CIVIL servants bosses may soon have to report to Zanu PF provincial co-ordinating committees (PCC) in their respective provinces in a move clearly demonstrating the politicisation of public workers.
Zanu PF politburo member Obert Mpofu told a party meeting in Lupane yesterday that this would ensure that the party was kept abreast of what is happening within government departments.
Mpofu said civil servants chiefs owed their positions to Zanu PF’s benevolence and there was nothing amiss with them presenting progress reports before the party.
“Heads of department should come and tell us how they work. We are the ruling party and those jobs come from us,” he said.
“It was difficult to direct them to do so during the unity government, but we are alone now.”
Mpofu, the Transport and Infrastructural Development minister, said when he was Matabeleland North governor and Speaker of Parliament Jacob Mudenda was still provincial party chairman, he (Mpofu) would bring heads of departments to give updates on their work.

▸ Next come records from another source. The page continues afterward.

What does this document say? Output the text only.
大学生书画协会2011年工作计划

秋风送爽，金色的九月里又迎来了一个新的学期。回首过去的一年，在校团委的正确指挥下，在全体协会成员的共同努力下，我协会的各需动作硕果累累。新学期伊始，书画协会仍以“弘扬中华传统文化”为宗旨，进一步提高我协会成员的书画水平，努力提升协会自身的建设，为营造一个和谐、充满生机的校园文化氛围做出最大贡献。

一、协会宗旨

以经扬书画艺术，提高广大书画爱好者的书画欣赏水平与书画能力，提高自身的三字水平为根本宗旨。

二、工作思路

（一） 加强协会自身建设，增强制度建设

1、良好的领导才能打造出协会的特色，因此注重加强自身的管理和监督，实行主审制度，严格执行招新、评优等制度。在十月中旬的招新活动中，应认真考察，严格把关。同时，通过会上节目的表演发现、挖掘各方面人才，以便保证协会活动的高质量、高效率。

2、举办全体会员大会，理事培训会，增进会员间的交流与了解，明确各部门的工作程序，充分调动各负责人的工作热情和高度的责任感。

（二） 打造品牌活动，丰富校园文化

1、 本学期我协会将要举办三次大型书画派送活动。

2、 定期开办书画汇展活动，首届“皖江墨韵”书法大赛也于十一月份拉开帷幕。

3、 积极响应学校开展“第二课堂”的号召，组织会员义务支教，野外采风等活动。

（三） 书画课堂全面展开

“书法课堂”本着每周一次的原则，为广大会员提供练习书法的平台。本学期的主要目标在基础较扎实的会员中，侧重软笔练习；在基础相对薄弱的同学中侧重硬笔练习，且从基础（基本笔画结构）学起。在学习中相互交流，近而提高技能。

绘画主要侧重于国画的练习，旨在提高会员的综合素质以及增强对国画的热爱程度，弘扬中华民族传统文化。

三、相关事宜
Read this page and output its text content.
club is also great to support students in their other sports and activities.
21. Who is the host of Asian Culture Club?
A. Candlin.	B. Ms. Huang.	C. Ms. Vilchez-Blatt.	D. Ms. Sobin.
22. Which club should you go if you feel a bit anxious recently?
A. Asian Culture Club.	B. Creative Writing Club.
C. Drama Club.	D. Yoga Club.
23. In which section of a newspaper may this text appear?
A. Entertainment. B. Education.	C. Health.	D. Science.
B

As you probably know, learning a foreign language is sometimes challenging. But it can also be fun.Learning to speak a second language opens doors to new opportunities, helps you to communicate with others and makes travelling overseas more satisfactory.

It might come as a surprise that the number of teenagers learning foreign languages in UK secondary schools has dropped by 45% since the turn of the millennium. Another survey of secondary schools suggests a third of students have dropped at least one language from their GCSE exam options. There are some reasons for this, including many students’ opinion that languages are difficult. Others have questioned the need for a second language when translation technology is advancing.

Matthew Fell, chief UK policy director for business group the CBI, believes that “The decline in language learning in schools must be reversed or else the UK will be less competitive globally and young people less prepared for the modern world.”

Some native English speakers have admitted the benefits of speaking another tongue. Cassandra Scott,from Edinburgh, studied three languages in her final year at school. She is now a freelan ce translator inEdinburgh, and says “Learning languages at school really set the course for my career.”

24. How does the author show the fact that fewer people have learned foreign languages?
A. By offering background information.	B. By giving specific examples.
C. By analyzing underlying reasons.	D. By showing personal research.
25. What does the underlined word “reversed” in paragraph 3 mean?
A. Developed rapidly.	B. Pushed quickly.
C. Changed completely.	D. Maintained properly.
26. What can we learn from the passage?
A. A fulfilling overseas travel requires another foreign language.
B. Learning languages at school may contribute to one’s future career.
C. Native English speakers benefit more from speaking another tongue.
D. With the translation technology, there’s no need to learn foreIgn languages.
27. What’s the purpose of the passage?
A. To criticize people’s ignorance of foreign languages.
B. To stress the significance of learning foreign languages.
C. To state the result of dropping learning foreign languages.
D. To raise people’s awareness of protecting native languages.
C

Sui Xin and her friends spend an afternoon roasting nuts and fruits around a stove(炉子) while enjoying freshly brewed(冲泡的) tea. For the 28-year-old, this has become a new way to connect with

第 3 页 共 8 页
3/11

Legally, civil servants must be apolitical. However, the lines between public workers and Zanu PF have been blurred in recent times, with observers arguing that workers are appointed on party allegiance rather than merit.
Mpofu called for unity within party structures so the province regains lost seats from MDC-T.
He said it was embarrassing for him when they met with other leaders from other regions discussing about performance of provinces.
He warned that if they slackened, they would soon be compared to Bulawayo where Zanu PF has not won a single seat since the formation of the MDC in 1999.
“We might be number nine (according to performance as a province), but we will move towards number one,” he said.
“In Matabeleland South, they won resoundingly because the national chairman Simon Khaya Moyo put his foot down.
“If we do not do that we will be number last. Come to the party to promote the party and not individuals.
“There is confusion about Matabeleland North in the newspapers about which faction we belong to. There are no factions in Matabeleland North, we all belong to the party.”
Mpofu said confusion was started by lack of knowledge, urging party members to accept being corrected in instances where they are wrong.
Referring to the time he cried in Parliament following the election of Mudenda as Speaker Mpofu said: “I was so overwhelmed when it happened, I said God is in Matabeleland North.”
Mpofu has a reputation of fawning, having once signed off a letter to President Robert Mugabe as “Your Obedient Son”.
Meanwhile, fellow politburo member Cain Mathema raised concern over the use of “badala” (elders) during the PCC meeting, arguing that they were all equal as members of the provincial organ. Mathema, the Matabeleland North Provincial Affairs minister – who received support from politburo member Jonathan Moyo – suggested that the term “comrade” would suffice as “elders” suggested that there were children in party structures.
Mpofu, however, did not back down and received support from provincial party chairman Richard Moyo, the provincial commissar Martin Khumalo and central committee member Fati Mpofu, insisting that the term “elders” was meant to show respect of protocol within the structures.